Mr. Obama was running third, behind two white candidates. Throughout the campaign, rumors swirled that Blair Hull, the Democratic front-runner, was involved in a messy divorce. The Chicago Tribune filed a lawsuit seeking to unseal Mr. Hull's divorce papers. Under pressure, Mr. Hull released the papers, which revealed that his ex-wife had alleged that he had physically and verbally abused her. No charges were ever filed, and Mr. Hull said at the time that voters should look at "my total reputation in my life." A spokesman for the Obama presidential campaign says that his senate campaign "was not responsible for the release of the records."
Mr. Axelrod, who had been holding money back, unleashed a flurry of Obama television ads. They made no mention of the Hull matter, but focused on Mr. Obama's biography. Mr. Obama won the primary with 53% of the vote.
Mr. Obama's Republican opponent, Jack Ryan, then withdrew after his divorce papers revealed that his ex-wife had made an allegation connected to what she said were trips she took with Mr. Ryan to sex clubs. Mr. Ryan denied the allegation.
Mr. Obama sailed to victory. By the end of the campaign, his aides were sending workers into Iowa, the first Presidential caucus state, to begin developing contacts among Democrats there, according to Al Kindle, an Obama campaign aid at the time.
A few months later, Sen. Obama entered into a real-estate deal that would later come to haunt him. He and his wife bought a mansion in Hyde Park for $1.65 million, $300,000 below the asking price. The wife of a longtime friend and donor, real-estate developer Tony Rezko, paid full price for an adjacent lot that was listed at the same time by the seller. Six months later, the Rezkos sold Mr. Obama a strip of their land so he could have a bigger yard. At the time, newspapers were reporting that Mr. Rezko was under investigation for corruption and influence peddling involving the Illinois governor's office. He was subsequently indicted and is currently standing trial.

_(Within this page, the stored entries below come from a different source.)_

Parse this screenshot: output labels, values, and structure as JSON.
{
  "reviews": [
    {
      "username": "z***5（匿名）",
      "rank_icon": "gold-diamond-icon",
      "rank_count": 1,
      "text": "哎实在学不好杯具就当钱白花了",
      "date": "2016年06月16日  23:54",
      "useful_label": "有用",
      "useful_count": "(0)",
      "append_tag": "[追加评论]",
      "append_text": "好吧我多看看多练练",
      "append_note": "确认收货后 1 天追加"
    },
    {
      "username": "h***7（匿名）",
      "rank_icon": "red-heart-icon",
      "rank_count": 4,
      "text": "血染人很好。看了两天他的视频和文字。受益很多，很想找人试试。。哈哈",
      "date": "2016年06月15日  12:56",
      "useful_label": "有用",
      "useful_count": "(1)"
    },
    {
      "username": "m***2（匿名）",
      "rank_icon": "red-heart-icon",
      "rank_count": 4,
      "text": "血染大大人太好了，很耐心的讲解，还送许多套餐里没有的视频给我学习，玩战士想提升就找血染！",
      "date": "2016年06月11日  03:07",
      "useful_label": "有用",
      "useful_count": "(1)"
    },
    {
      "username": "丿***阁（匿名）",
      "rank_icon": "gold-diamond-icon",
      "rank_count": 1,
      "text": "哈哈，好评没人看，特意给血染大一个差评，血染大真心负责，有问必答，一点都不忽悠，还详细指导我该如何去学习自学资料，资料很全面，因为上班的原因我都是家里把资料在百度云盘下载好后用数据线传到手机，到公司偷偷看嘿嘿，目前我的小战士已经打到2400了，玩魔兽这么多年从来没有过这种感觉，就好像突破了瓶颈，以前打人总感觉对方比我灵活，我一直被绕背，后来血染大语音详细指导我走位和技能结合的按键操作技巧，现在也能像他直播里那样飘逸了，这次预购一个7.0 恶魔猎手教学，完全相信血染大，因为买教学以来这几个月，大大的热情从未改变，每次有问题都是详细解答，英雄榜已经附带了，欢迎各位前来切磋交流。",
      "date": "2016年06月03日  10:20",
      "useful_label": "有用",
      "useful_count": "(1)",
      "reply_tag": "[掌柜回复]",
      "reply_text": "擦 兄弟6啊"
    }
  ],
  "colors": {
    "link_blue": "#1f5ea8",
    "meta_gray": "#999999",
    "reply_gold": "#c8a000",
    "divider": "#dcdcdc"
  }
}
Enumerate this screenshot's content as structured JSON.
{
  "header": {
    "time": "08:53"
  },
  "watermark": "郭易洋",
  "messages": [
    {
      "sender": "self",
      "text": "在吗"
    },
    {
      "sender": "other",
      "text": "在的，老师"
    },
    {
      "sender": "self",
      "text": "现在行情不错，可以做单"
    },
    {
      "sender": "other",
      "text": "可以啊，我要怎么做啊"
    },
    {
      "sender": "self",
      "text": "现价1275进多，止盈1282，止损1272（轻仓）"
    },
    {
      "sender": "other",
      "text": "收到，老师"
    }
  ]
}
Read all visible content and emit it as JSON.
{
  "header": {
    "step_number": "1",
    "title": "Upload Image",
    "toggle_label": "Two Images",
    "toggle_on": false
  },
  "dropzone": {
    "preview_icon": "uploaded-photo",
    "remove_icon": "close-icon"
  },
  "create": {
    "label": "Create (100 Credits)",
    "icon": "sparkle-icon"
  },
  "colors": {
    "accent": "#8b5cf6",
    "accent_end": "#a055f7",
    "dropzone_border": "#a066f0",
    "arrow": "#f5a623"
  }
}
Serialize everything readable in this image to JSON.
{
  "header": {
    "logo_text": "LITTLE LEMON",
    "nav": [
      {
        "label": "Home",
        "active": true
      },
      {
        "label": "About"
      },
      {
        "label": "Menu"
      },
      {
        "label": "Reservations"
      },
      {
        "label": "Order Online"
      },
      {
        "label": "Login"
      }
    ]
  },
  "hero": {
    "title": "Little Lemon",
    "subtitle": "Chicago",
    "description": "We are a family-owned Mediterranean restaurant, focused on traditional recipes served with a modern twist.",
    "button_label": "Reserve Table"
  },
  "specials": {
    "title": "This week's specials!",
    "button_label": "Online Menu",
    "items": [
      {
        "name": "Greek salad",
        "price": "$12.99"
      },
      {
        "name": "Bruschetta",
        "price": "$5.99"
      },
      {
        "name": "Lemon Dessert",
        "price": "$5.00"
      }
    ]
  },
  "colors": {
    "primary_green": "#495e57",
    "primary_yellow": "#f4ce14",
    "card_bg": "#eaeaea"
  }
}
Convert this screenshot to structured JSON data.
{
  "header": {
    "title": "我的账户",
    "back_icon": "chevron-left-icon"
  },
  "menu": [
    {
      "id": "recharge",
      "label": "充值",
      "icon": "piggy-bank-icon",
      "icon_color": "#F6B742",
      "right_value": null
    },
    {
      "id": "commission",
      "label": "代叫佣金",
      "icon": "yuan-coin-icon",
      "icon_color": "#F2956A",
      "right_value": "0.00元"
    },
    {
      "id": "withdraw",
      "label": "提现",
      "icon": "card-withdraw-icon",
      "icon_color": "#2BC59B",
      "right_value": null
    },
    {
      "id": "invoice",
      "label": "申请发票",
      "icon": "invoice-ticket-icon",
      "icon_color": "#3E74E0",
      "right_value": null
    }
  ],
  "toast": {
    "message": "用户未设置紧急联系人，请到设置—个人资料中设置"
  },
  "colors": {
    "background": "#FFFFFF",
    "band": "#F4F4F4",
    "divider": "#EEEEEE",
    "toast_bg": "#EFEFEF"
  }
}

Sen. Obama, who hasn't been named in connection with that case, has since called his decision "boneheaded" because it gave the impression Mr. Rezko was trying to curry favor. Mr. Axelrod says Sen. Obama never discussed the house purchase with his political team. If he had, Mr. Axelrod says, they would have told him not to do it.
Write to Jonathan Kaufman at jonathan.kaufman@wsj.com
Corrections Amplifications
Eric Adelstein is a Chicago Democratic political consultant who helped to run a primary campaign for Rep. Bobby Rush. A previous version of this page-one article about Sen. Barack Obama's experience in Chicago politics, Mr. Adelstein's first name was incorrectly given as David.